Taking his hat off and bowing his head, he would very quietly hold audience with his Maker. It didn't matter how many people were listening. His prayers always began the same way......"Dear Gracious Heavenly Father......"
Hechose the color himself.   Papa.....he must have spent hours honing that rock.

I often went with him to backwoods church services. Informal revivals, formal services, anywhere there was special music and a spirit of God - he was there. I can't explain it really. We would visit churches and the minister would ask him to lead the invocation or say the benediction - even though they'd never met. How did they know he could pray?  
I knew he could pray......but how did they know?


No matter where. Or with whom. Or in front of whom.
Hat in hand. Head bowed. He knew how to reach God.

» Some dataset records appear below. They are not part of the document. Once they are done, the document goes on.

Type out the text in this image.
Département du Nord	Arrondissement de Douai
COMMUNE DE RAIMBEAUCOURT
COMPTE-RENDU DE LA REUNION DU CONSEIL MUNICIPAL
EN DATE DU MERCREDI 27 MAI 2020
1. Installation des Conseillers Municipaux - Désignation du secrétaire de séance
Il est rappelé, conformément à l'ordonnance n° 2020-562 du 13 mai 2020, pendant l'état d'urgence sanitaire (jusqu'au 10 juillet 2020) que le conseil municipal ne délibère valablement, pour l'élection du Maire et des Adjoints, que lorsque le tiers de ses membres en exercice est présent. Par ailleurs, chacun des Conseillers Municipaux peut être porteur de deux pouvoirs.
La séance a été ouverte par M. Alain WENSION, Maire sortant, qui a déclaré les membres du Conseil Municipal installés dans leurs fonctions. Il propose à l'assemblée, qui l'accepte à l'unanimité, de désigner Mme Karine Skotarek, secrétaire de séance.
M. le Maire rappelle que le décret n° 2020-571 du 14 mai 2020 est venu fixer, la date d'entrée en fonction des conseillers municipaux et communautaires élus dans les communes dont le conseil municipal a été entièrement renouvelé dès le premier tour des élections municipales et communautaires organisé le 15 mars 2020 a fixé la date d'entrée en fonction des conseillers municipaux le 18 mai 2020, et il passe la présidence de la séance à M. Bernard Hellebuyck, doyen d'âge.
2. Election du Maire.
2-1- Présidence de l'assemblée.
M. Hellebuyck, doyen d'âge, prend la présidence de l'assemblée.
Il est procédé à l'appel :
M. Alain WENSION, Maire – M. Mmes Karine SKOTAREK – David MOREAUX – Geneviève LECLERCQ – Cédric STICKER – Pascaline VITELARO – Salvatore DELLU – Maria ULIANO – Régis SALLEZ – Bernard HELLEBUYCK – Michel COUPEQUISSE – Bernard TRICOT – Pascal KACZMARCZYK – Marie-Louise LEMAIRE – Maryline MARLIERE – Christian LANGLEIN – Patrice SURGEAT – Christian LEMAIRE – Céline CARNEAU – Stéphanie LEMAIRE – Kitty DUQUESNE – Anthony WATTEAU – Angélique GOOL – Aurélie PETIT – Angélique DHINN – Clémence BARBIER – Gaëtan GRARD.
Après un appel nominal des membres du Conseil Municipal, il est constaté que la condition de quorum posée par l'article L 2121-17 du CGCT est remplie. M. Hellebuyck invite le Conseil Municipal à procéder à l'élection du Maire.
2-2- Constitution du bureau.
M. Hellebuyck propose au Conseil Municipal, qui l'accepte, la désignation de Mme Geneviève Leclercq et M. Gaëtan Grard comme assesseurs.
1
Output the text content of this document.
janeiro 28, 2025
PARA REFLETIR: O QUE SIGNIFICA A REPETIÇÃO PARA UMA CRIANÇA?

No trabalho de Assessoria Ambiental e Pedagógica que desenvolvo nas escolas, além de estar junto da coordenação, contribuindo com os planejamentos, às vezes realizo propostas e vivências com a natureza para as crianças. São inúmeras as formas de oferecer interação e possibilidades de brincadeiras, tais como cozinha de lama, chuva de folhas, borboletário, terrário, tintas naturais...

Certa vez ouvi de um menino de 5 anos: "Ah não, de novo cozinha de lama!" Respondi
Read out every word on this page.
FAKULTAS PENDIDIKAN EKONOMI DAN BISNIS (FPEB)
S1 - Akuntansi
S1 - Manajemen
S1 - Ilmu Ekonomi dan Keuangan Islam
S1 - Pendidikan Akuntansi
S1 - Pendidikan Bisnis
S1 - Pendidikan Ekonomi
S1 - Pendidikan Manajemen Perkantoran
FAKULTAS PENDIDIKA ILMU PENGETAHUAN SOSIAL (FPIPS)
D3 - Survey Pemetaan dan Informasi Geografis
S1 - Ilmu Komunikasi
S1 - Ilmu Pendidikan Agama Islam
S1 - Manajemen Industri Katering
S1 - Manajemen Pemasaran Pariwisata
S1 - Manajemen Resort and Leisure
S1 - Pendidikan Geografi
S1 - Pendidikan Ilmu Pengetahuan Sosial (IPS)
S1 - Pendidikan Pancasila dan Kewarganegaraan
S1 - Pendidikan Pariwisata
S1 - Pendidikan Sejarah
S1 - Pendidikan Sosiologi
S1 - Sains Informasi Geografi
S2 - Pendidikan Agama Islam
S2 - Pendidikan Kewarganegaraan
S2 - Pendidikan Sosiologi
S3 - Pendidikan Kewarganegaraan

And people sensed that when they met him. If peace can be worn like a garment then he was always finely clothed, my Papa. One night he took me by the hand and led me to the altar with him. He knelt down on one knee, elbow resting on the other and silently voiced his heart. I was right there! I heard the whole thing and he never said a word.

He made them with his own hands. He molded them into shape.
Created them and lovingly took care of them. He chose the color.
Not a sonata or a novel. Certainly nothing brilliant or fancy.
Just ordinary marbles.



Tonight I'm sitting at my table writing stories on an electronic device that sends messages all around the world about globe graphics and insomnia, making pots of endless coffee to stay awake, answering emails from Germany, London, China, New York, Oman and beyond.
Could Papa have ever imagined such a thing?
Did he?
What was he praying about all that time anyway?

Papa's marbles.....There's something odd about them.

Oh forget about it. They're just a bunch of rocks. You've got a story to write. Can't you think of something brilliant? It's past midnight and everyone has their peace globe up but you.
I struggled. There's something missing here, I thought.

 It's about Papa. I can't stop thinking about him.
What would he say to me tonight? How would he pray?

The marbles.
Look closer.

When it hit me I was way past the point of arguing with myself about miracles and such. I've seen too many come through my mailbox today to argue with God about that. 

Do you see it?
The blue one on top.

It looks like a globe.

Dona Nobis Pacem did not start with Mimi. It started in 1920 when a little boy in the rural southeastern United States decided to shape a small blue marble - for his granddaughter.